FIG. 1 is a front view of an example of a method for manufacturing a heat sink according to the present invention, which is used for explaining an embodiment of the invention, in which (1) shows the corrugated plate and the flat plate, and (2) shows Shows the step of filling the frame wall, and FIG. 3C shows the obtained heat sink.

FIG. 2 is a front view of another example provided for explaining the embodiment of the present invention, and FIG. 2 (1) shows its corrugated plate and flat plate,
The figure (2) shows the step of filling the frame wall body, and the figure (3) shows the obtained heat sink.

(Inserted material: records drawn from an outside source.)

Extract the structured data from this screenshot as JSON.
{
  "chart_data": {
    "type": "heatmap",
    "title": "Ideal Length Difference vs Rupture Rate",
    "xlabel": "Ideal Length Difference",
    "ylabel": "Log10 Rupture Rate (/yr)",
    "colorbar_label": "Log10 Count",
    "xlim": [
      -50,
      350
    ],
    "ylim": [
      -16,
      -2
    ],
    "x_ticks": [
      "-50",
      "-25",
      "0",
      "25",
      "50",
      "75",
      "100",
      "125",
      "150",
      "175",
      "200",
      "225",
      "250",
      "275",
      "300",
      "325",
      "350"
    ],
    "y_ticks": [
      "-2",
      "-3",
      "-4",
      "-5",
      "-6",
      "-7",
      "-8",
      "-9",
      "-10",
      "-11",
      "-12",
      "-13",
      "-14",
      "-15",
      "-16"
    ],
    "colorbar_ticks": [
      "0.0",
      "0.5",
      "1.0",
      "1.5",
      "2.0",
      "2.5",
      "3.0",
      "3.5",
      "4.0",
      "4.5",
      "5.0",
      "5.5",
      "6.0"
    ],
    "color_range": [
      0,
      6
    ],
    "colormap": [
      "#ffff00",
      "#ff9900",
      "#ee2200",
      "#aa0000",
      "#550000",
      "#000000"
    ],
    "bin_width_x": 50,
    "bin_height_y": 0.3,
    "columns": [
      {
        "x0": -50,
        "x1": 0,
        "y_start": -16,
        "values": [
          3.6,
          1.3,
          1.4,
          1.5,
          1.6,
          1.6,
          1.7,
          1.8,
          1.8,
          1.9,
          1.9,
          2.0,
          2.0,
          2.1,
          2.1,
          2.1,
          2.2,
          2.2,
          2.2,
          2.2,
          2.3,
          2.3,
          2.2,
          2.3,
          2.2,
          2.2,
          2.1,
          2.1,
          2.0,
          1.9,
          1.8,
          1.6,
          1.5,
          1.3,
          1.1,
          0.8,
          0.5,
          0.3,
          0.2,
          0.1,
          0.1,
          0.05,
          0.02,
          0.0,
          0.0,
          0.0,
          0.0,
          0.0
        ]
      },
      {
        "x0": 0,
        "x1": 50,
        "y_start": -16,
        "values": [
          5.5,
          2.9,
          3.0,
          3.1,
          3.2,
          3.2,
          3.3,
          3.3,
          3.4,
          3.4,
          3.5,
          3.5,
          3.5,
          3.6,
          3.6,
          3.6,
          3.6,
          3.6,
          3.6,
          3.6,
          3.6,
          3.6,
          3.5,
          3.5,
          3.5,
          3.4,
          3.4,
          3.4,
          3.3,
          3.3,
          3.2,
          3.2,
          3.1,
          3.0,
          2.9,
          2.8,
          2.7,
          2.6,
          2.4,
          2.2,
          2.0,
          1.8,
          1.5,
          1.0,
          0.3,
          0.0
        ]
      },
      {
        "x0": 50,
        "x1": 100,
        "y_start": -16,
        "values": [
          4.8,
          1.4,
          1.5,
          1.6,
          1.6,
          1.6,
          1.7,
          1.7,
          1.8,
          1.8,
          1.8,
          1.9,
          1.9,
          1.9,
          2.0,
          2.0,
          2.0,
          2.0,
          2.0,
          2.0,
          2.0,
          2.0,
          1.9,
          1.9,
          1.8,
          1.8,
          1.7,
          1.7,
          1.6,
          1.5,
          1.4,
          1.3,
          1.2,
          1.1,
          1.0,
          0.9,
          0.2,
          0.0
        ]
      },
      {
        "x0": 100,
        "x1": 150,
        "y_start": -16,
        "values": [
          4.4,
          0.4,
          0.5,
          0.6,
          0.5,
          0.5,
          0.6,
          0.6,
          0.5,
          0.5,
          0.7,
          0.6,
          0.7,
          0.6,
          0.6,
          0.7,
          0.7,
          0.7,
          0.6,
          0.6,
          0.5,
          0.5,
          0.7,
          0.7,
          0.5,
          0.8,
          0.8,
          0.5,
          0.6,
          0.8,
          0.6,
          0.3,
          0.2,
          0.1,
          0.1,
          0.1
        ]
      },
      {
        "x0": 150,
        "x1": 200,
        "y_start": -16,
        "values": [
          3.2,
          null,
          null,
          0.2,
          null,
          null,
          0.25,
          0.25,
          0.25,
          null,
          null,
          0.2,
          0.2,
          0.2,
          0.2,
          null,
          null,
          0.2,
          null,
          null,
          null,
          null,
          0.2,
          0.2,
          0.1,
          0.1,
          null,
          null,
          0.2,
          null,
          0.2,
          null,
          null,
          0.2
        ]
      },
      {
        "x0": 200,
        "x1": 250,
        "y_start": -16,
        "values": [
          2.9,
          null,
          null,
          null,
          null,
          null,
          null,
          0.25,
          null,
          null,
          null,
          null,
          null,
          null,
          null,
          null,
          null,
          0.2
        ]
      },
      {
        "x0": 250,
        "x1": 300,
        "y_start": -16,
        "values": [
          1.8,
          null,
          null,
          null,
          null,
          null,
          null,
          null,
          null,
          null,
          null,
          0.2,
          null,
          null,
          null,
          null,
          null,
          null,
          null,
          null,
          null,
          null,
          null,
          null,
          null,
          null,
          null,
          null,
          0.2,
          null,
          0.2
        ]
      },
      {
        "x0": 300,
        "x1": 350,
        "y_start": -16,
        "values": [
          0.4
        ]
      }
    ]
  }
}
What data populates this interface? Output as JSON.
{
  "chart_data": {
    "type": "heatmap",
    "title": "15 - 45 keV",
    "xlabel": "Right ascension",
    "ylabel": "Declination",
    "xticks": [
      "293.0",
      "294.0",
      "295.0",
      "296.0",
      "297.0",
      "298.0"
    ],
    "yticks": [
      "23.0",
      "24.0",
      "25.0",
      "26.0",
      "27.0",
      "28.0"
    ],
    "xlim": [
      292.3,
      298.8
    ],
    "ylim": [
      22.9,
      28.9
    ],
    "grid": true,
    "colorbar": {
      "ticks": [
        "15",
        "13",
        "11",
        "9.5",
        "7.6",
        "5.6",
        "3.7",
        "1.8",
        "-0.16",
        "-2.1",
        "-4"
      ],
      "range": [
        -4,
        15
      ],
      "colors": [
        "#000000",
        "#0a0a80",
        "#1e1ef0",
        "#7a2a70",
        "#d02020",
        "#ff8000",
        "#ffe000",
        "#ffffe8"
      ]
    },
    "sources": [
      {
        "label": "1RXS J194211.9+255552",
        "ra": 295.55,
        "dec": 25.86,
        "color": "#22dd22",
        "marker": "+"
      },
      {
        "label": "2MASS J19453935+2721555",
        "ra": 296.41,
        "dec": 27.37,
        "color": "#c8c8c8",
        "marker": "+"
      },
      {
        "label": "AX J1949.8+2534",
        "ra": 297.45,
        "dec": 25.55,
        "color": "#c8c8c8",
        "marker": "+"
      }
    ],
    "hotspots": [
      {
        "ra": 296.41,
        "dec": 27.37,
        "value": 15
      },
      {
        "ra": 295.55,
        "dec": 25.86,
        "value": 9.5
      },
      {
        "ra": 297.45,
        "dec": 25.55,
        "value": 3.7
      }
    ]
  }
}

3A and 3B are front views showing various examples of combinations of corrugated plates and flat plates, FIG. 3A shows a corrugated plate and a flat plate in the first combination example, and FIG. The corrugated plate and the flat plate assembly are shown, (3) shows the corrugated plate and the flat plate in the second combination example, and (4) shows the corrugated plate and the flat plate assembly in the second combination example, (5)
The figure shows the corrugated sheet in the third combination example, and the figure (6) shows the corrugated sheet assembly in the third combination example.

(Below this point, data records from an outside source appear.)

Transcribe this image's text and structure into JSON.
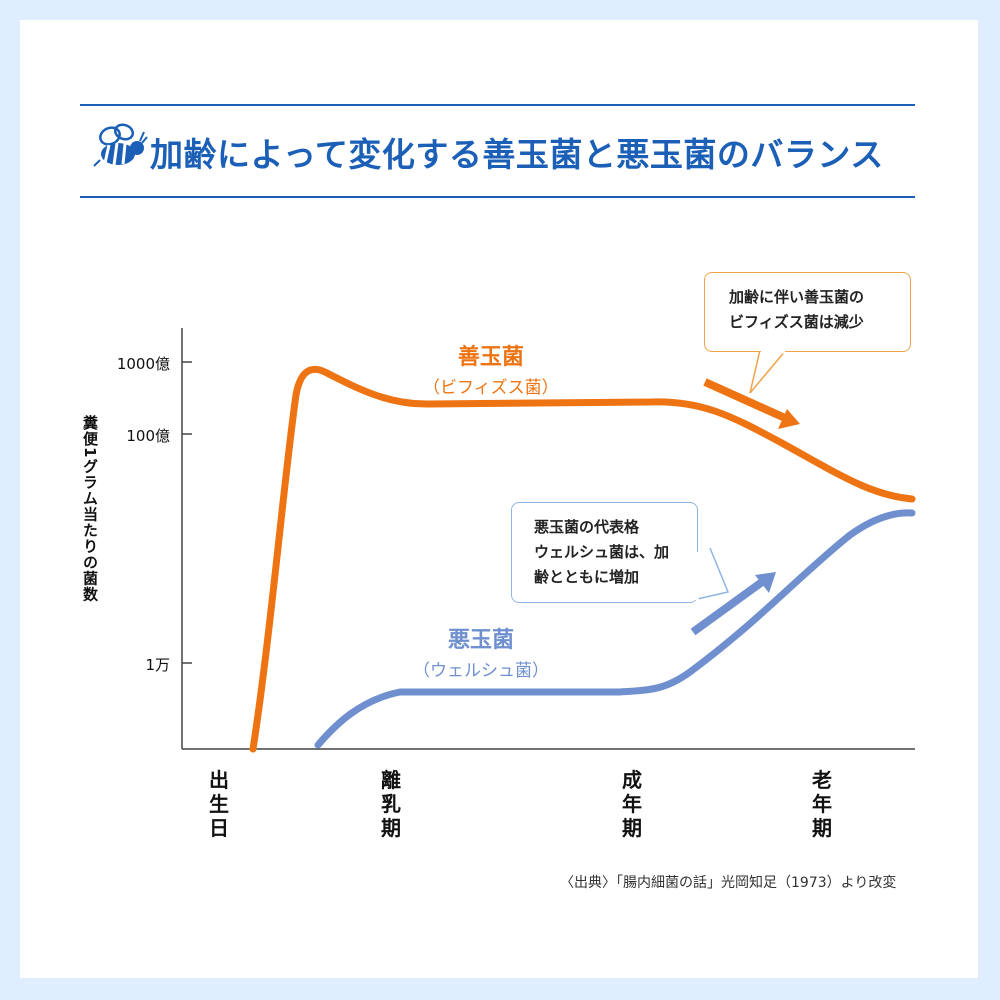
{
  "title": "加齢によって変化する善玉菌と悪玉菌のバランス",
  "colors": {
    "accent": "#1b5fb7",
    "good": "#ee7413",
    "bad": "#6f8fcf",
    "good_border": "#f0a24a",
    "bad_border": "#8fb5e2"
  },
  "icons": [
    "bee-icon"
  ],
  "chart_data": {
    "type": "line",
    "ylabel": "糞便1グラム当たりの菌数",
    "yscale": "log",
    "y_ticks": [
      {
        "label": "1000億",
        "value": 100000000000
      },
      {
        "label": "100億",
        "value": 10000000000
      },
      {
        "label": "1万",
        "value": 10000
      }
    ],
    "x_categories": [
      "出生日",
      "離乳期",
      "成年期",
      "老年期"
    ],
    "series": [
      {
        "name": "善玉菌",
        "sub": "（ビフィズス菌）",
        "color": "#ee7413",
        "points": [
          {
            "x": "出生日",
            "y": 100
          },
          {
            "x": "出生日〜離乳期",
            "y": 80000000000
          },
          {
            "x": "離乳期",
            "y": 25000000000
          },
          {
            "x": "成年期",
            "y": 30000000000
          },
          {
            "x": "老年期",
            "y": 2000000000
          },
          {
            "x": "老年期以降",
            "y": 500000000
          }
        ]
      },
      {
        "name": "悪玉菌",
        "sub": "（ウェルシュ菌）",
        "color": "#6f8fcf",
        "points": [
          {
            "x": "出生日〜離乳期",
            "y": 100
          },
          {
            "x": "離乳期",
            "y": 4000
          },
          {
            "x": "成年期",
            "y": 4000
          },
          {
            "x": "老年期",
            "y": 20000000
          },
          {
            "x": "老年期以降",
            "y": 300000000
          }
        ]
      }
    ],
    "annotations": [
      {
        "lines": [
          "加齢に伴い善玉菌の",
          "ビフィズス菌は減少"
        ]
      },
      {
        "lines": [
          "悪玉菌の代表格",
          "ウェルシュ菌は、加",
          "齢とともに増加"
        ]
      }
    ],
    "source": "〈出典〉「腸内細菌の話」光岡知足（1973）より改変"
  }
}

FIG. 4 is a front view of still another example provided for explaining the embodiment of the present invention.

FIG. 5 is a front view for explaining this type of conventional example,
(1) The figure shows the process of laminating and joining the corrugated plate and the flat plate,
(2) The figure shows the steps of filling and joining to the frame wall.

[Explanation of symbols]

 1 heat sink (conventional example) 2 corrugated plate (conventional example) 3 flat plate (conventional example) 4 frame wall (conventional example) 5 flat lid (conventional example) 6 heat sink (present invention) 7) Frame wall (of the present invention) 8 Corrugated plate (of the present invention) 9 Flat plate (of the present invention) 10 Flat lid (of the present invention) 11 Side surface 12 Bottom surface 13 Cell 14 Fitting part 15 Connection part 16 Spacer A Cooling object R Bonding material

Claims (3)

[Claims] 1. A frame wall body having a concave cross section, a plurality of corrugated plates, and a flat lid body are prepared, and the frame wall body, the corrugated sheet, the flat lid bodies, and the corrugated sheet bodies are subsequently arranged. After arranging a bonding material such as an adhesive or a brazing material at least at the abutting / bonding location, stacking and filling a plurality of the corrugated plates in the frame wall body to form a planar assembly of hollow columnar cells. Forming a honeycomb structure made of a body, and covering the frame wall body with the flat lid body along the cell axis direction while abutting the honeycomb structure, the frame wall body, corrugated plate, flat lid body Between the corrugated sheets and between the corrugated sheets are joined at once by the joining material, so that the object to be cooled such as a heating element is arranged on the outside of the frame wall body or the flat lid body and fixed. A heat sink for radiating and cooling the object to be cooled by opening both open end surfaces of the honeycomb structure to the outside and passing cooling air therethrough. Method for manufacturing a heat sink characterized Rukoto, the. 2. The heat sink manufacturing method according to claim 1, wherein a flat plate is further used, the bonding material is also provided on the flat plate if necessary, and a plurality of flat plates and the corrugated plate are provided. A method for manufacturing a heat sink, characterized in that the honeycomb structure is fixedly formed by sequentially stacking, filling, and joining alternately. 3. The method of manufacturing a heat sink according to claim 1, wherein the flat lid is not used, and only the frame wall, the corrugated plate, and the flat plate are used. Manufacturing method of heat sink.